Saturday, August 17, 2019
lichen, Wimbledon Common (and a surprising encounter)
For all I know, the lichen of Wimbledon Common had a formative influence on me ... certainly it was on magnificent display today. This was on the back of a bench, as we walked past the Crooked Billet, across to the Windmill, down to Queensmere, and back - a good trek. There seemed to be many more people out on the further reaches of the Common than I remember from decades ago - many, many runners, but perhaps fewer family groups. We were very struck by how many unpicked blackberries there were, for a while - but happily, closer to the windmill, the pickers were out in some force.
Over the years, I've seen a number of surprising things in Wimbledon Village, but I don't think I've ever seen anyone taking such a small pony for a walk before ...
Friday, August 16, 2019
wet wet wet
It was very wet today. Anyone who knows what it means to Drive Over Shap in cloud and driving rain will sympathize. This is Shap going the other way, on the train - a delayed train, since the line between Preston and Oxenholme is rain-affected. The sheep are wet.
The landscape is wet.
Kendal - where we saw the truly terrific exhibition of Turner and Ruskin- was very wet.
And Alice is clearly giving me a sub-umbrella look - as we left our hotel this morning - which signifies What Wet Hell is This?
Thursday, August 15, 2019
Mostly Ruskin, and bits of landscape
Today, to Brantwood (down some of what were surely the Lake District's narrowest roads?) to visit Ruskin's house. Here's the view from his bedroom; here what one sees when one sits on a seat in his terrific garden.
And here's Ruskin's very own seat, covered, of course, in lichen (though I do remember from his letters that when he was building walls here, he placed lichen on the inside. Why?)
Back inside the house, a bell cloche over moss, rather than lichen (and if anyone has any spare Victorian glass cloches like this, do let me know ...);
and a shell fireplace (this room was used by Severn, rather than Ruskin, though, so I'm not sure how far back the shells go - but surely the fireplace motif itself is original?).
Back outside - does anyone know what these pretty flowers might be?
This was Ruskin's boat (I appreciated the painter rope curled in the bow in a perfect spiral);
and another view of the magical garden.
Then off we went to walk around Tarn Hows - pretty, but we were disappointed not to see any red squirrels;
and back to draw the view from our room's terrace - the intimidating presence of Ruskin notwithstanding.

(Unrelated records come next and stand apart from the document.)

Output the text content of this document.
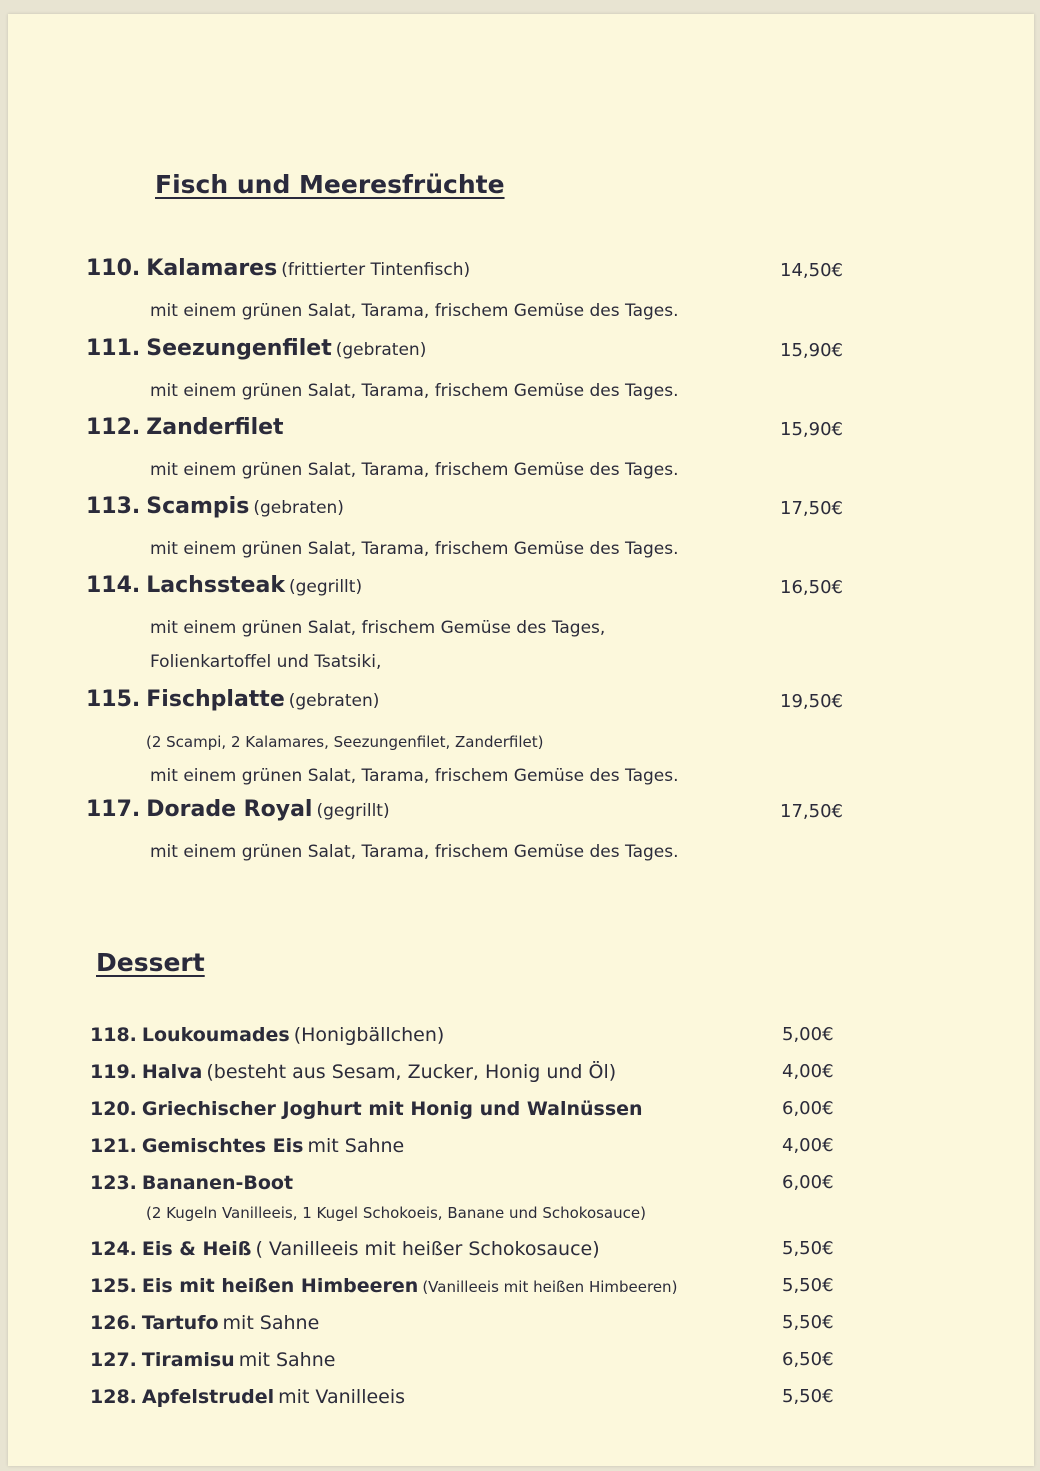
Fisch und Meeresfrüchte
110. Kalamares (frittierter Tintenfisch)	14,50€
mit einem grünen Salat, Tarama, frischem Gemüse des Tages.
111. Seezungenfilet (gebraten)	15,90€
mit einem grünen Salat, Tarama, frischem Gemüse des Tages.
112. Zanderfilet	15,90€
mit einem grünen Salat, Tarama, frischem Gemüse des Tages.
113. Scampis (gebraten)	17,50€
mit einem grünen Salat, Tarama, frischem Gemüse des Tages.
114. Lachssteak (gegrillt)	16,50€
mit einem grünen Salat, frischem Gemüse des Tages,
Folienkartoffel und Tsatsiki,
115. Fischplatte (gebraten)	19,50€
(2 Scampi, 2 Kalamares, Seezungenfilet, Zanderfilet)
mit einem grünen Salat, Tarama, frischem Gemüse des Tages.
117. Dorade Royal (gegrillt)	17,50€
mit einem grünen Salat, Tarama, frischem Gemüse des Tages.
Dessert
118. Loukoumades (Honigbällchen)	5,00€
119. Halva (besteht aus Sesam, Zucker, Honig und Öl)	4,00€
120. Griechischer Joghurt mit Honig und Walnüssen	6,00€
121. Gemischtes Eis mit Sahne	4,00€
123. Bananen-Boot	6,00€
(2 Kugeln Vanilleeis, 1 Kugel Schokoeis, Banane und Schokosauce)
124. Eis & Heiß ( Vanilleeis mit heißer Schokosauce)	5,50€
125. Eis mit heißen Himbeeren (Vanilleeis mit heißen Himbeeren)	5,50€
126. Tartufo mit Sahne	5,50€
127. Tiramisu mit Sahne	6,50€
128. Apfelstrudel mit Vanilleeis	5,50€
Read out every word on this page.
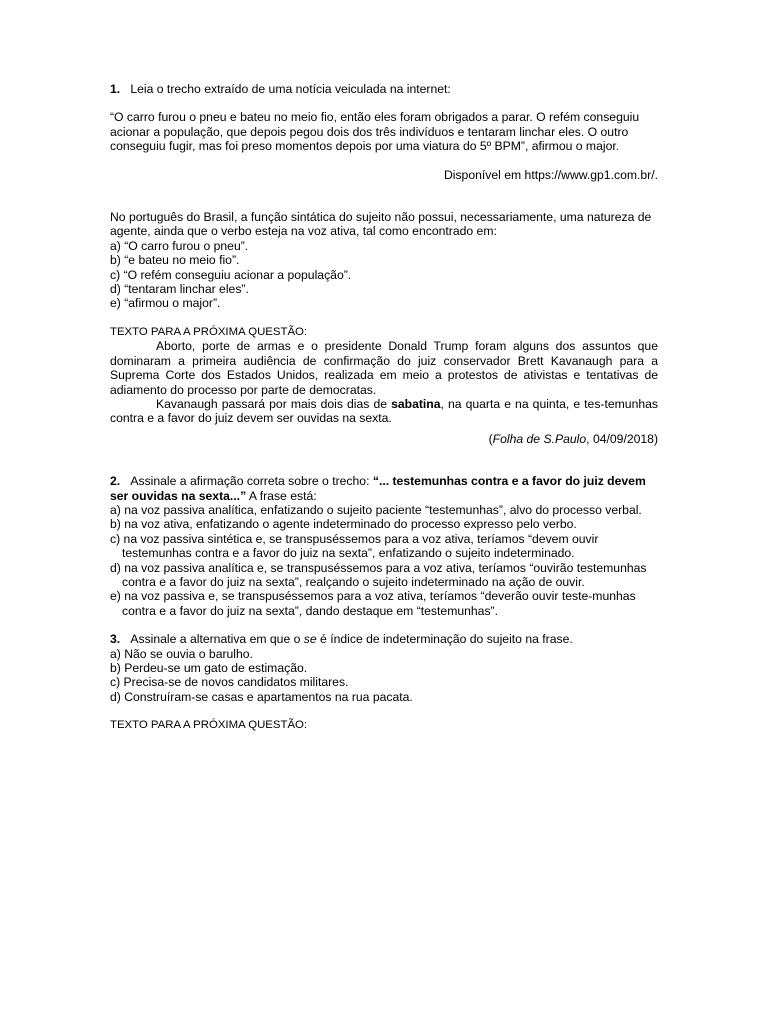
1. Leia o trecho extraído de uma notícia veiculada na internet:

“O carro furou o pneu e bateu no meio fio, então eles foram obrigados a parar. O refém conseguiu acionar a população, que depois pegou dois dos três indivíduos e tentaram linchar eles. O outro conseguiu fugir, mas foi preso momentos depois por uma viatura do 5º BPM”, afirmou o major.

Disponível em https://www.gp1.com.br/.

No português do Brasil, a função sintática do sujeito não possui, necessariamente, uma natureza de agente, ainda que o verbo esteja na voz ativa, tal como encontrado em:

a) “O carro furou o pneu”.

b) “e bateu no meio fio”.

c) “O refém conseguiu acionar a população”.

d) “tentaram linchar eles”.

e) “afirmou o major”.

TEXTO PARA A PRÓXIMA QUESTÃO:

Aborto, porte de armas e o presidente Donald Trump foram alguns dos assuntos que dominaram a primeira audiência de confirmação do juiz conservador Brett Kavanaugh para a Suprema Corte dos Estados Unidos, realizada em meio a protestos de ativistas e tentativas de adiamento do processo por parte de democratas.

Kavanaugh passará por mais dois dias de sabatina, na quarta e na quinta, e tes-temunhas contra e a favor do juiz devem ser ouvidas na sexta.

(Folha de S.Paulo, 04/09/2018)

2. Assinale a afirmação correta sobre o trecho: “... testemunhas contra e a favor do juiz devem ser ouvidas na sexta...” A frase está:

a) na voz passiva analítica, enfatizando o sujeito paciente “testemunhas”, alvo do processo verbal.

b) na voz ativa, enfatizando o agente indeterminado do processo expresso pelo verbo.

c) na voz passiva sintética e, se transpuséssemos para a voz ativa, teríamos “devem ouvir testemunhas contra e a favor do juiz na sexta”, enfatizando o sujeito indeterminado.

d) na voz passiva analítica e, se transpuséssemos para a voz ativa, teríamos “ouvirão testemunhas contra e a favor do juiz na sexta”, realçando o sujeito indeterminado na ação de ouvir.

e) na voz passiva e, se transpuséssemos para a voz ativa, teríamos “deverão ouvir teste-munhas contra e a favor do juiz na sexta”, dando destaque em “testemunhas”.

3. Assinale a alternativa em que o se é índice de indeterminação do sujeito na frase.

a) Não se ouvia o barulho.

b) Perdeu-se um gato de estimação.

c) Precisa-se de novos candidatos militares.

d) Construíram-se casas e apartamentos na rua pacata.

TEXTO PARA A PRÓXIMA QUESTÃO:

Wednesday, August 14, 2019
Wet. And Arts and Crafts.
It was a very wet day - an English Summer Holiday day, to be sure, but a wet one. Here's Lake Windermere, from below our hotel:
the hotel's main house belonged, it seems, to Wordsworth's landlord, and Felicia Hemans rented it for her summer holidays in the late 1820s and early 1830s (probably it rained then, too).
So we went through Bowness to Blackwell, a really stunning Arts and Crafts house built by Baillie Scott for Sir Edward Holt - a future mayor of Manchester - as a holiday retreat: completed 1901, and full of stained glass
and with a notable white sitting room with views over the lake (or over where the lake would be, if there wasn't rain and cloud);
and tiles.
A wet view from our room;
some wet boats;
and some gunnera - or giant rhubarb (so-called) - a crazed native of Brazil, and something imported into damp Victorian gardens.